Yes, it really makes me feel good to know that I will be soon enjoying the same amount of pain as users in the United States. Here I was, feeling really left out of the party!

Another reason why comparing Singapore with another country hardly ever works as a tool of persuasion is that it causes a lively debate to degenerate into the dullest social anthropology lecture ever.

One side will sell the virtues of another country's public transport or economic system. The other side will reply with the thing that kills a great, entertaining argument stone dead: statistics. A dull parade of numbers will be trotted out to show how that country's system could never work here.

Because countries tend to be large objects with long histories, containing many people doing different things, both sides will be able to find and fling statistics and facts at each other ad nauseam.

If that kind of debate were held in a hall, the audience members would have by then taken out their phones for a quick round of Draw Something.

But it can get much, much worse.

Someone will make a connection between a country doing Y, which resulted in X. According to my own meticulous statistical research (i.e. I Googled it), people who see cause-and-effect links between two national-scale events tend to be wrong 96.8 per cent of the time.

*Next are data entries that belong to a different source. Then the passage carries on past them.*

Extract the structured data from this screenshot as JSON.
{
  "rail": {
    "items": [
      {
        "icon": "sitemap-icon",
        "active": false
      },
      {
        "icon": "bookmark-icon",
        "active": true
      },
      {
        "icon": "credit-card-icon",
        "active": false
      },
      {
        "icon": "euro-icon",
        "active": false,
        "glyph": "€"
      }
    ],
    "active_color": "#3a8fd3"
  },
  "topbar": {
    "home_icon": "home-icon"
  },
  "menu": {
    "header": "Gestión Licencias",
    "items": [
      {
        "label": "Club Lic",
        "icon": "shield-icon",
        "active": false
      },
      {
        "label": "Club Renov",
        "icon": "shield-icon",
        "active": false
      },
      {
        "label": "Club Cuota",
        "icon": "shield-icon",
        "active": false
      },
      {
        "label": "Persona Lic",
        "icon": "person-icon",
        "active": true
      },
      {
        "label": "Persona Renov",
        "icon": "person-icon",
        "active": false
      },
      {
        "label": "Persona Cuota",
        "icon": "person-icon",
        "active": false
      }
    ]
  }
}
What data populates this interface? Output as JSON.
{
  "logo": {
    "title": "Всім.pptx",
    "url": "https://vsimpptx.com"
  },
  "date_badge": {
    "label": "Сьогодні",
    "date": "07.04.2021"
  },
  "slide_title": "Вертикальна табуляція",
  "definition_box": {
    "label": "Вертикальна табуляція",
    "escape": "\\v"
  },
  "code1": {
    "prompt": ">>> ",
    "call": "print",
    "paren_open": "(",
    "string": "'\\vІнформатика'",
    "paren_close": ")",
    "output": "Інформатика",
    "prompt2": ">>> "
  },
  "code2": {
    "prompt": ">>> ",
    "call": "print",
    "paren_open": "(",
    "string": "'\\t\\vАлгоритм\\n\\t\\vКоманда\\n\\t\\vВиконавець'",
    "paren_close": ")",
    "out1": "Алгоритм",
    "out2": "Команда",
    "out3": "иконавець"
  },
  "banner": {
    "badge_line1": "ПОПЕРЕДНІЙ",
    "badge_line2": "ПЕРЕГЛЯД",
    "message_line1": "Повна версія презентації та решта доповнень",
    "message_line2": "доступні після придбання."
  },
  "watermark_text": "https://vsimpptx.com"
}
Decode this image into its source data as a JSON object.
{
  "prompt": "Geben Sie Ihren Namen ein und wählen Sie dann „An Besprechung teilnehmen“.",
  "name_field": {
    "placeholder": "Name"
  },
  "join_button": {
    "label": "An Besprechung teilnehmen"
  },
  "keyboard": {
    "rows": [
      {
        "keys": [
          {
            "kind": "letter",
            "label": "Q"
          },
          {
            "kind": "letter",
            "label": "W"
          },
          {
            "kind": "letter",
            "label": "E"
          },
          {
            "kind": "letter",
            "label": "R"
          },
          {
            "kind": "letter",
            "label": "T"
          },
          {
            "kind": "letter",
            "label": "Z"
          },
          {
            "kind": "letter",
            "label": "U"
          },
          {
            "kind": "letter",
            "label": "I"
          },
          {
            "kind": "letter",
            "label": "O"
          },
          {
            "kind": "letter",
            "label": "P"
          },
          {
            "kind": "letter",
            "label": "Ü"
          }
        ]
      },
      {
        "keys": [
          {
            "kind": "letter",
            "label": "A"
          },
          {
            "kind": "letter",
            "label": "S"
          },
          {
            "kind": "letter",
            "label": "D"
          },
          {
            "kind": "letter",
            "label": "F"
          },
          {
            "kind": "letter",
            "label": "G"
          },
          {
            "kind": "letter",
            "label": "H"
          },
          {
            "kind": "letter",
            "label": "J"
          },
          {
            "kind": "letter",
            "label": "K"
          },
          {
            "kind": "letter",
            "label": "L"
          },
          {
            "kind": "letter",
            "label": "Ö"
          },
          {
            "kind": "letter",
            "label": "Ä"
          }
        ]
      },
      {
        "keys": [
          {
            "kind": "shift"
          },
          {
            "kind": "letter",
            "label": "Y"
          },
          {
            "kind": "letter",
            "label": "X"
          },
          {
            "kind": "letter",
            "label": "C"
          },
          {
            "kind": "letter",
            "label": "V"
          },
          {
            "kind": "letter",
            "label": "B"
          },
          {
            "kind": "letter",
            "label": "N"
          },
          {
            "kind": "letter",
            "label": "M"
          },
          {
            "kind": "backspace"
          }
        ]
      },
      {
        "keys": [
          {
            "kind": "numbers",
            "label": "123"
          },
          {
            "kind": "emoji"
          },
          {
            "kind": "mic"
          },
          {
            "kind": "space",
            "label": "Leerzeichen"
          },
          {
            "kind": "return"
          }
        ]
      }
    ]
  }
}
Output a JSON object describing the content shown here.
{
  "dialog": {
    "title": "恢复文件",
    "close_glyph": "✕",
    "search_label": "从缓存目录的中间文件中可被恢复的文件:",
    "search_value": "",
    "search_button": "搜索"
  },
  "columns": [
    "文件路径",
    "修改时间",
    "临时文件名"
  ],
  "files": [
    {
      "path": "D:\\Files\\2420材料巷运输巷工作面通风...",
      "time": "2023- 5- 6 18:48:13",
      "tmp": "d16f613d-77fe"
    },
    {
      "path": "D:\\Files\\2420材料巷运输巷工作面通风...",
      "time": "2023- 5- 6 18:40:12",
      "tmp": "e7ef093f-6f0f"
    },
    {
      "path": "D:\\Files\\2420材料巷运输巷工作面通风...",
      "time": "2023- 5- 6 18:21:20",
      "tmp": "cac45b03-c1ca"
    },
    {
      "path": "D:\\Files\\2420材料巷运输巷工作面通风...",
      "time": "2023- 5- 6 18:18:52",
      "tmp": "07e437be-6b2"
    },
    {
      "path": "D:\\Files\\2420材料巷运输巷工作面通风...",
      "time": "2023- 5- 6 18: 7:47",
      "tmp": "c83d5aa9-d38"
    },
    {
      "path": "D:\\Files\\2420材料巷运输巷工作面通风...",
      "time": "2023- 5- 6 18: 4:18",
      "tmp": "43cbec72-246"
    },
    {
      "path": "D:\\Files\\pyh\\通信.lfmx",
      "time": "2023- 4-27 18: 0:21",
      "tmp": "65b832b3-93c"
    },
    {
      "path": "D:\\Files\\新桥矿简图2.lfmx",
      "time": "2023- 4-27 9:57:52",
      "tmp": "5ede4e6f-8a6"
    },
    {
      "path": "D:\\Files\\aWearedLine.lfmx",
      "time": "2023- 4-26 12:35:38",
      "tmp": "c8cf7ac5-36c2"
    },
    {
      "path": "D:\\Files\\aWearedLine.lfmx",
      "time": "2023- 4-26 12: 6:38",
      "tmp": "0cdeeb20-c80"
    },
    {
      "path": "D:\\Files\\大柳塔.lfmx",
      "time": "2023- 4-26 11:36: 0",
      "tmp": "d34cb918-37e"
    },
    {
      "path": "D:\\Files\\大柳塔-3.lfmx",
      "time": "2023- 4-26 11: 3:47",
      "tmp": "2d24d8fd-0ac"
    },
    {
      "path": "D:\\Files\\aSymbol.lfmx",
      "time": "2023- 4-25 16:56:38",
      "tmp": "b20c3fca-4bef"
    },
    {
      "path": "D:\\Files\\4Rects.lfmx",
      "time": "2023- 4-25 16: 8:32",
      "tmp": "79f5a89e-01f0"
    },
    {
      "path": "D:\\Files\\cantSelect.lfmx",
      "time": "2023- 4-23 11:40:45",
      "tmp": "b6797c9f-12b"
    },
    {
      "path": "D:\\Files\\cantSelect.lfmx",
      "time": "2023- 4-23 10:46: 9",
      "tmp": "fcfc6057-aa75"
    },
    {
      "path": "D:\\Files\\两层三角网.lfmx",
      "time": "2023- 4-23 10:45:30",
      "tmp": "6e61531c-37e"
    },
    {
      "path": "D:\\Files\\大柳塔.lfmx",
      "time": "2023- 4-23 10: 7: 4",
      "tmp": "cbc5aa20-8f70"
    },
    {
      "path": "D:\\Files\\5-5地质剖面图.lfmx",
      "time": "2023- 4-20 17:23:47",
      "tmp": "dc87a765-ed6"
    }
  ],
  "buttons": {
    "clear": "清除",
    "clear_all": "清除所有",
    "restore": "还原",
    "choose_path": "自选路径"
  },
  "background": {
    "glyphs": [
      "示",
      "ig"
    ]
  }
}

Saying that Singapore will never produce a Banksy because of harsh punishments for vandalism, or that we will never cure the problem of the low birth rate because of a lack of workplace benefits is a bit like saying that unless we make a ritualistic sacrifice of a cow now, the sun will not rise tomorrow.

Just because X follows Y, it does not mean that Y caused X to happen. Before we can say whether the Singapore environment can produce a Banksy or a Steve Jobs, do we even know what it is that gave Jobs his 'Jobsness', or gave Banksy his 'Banksiness'? Unless we can define their X factor, how can we hope to nurture it in people?

It is the same with encouraging a higher birth rate. Some think we will be awash in babies if we hand out days off like chicken wings at a barbecue. Two hundred years ago, my female ancestor in China probably gave birth to another ancestor, her 24th child, then awarded herself a sinfully extravagant two-hour vacation before picking up her shovel and going back to the rice fields.

Let's accept that Singapore is unique. We are not one race, our most spoken language comes from across the ocean and when we are stuck in a motionless blacked-out train carriage, we sit quietly texting our bosses that we may be a bit late. We are better than unique. We are weird and wonderful. So why compare?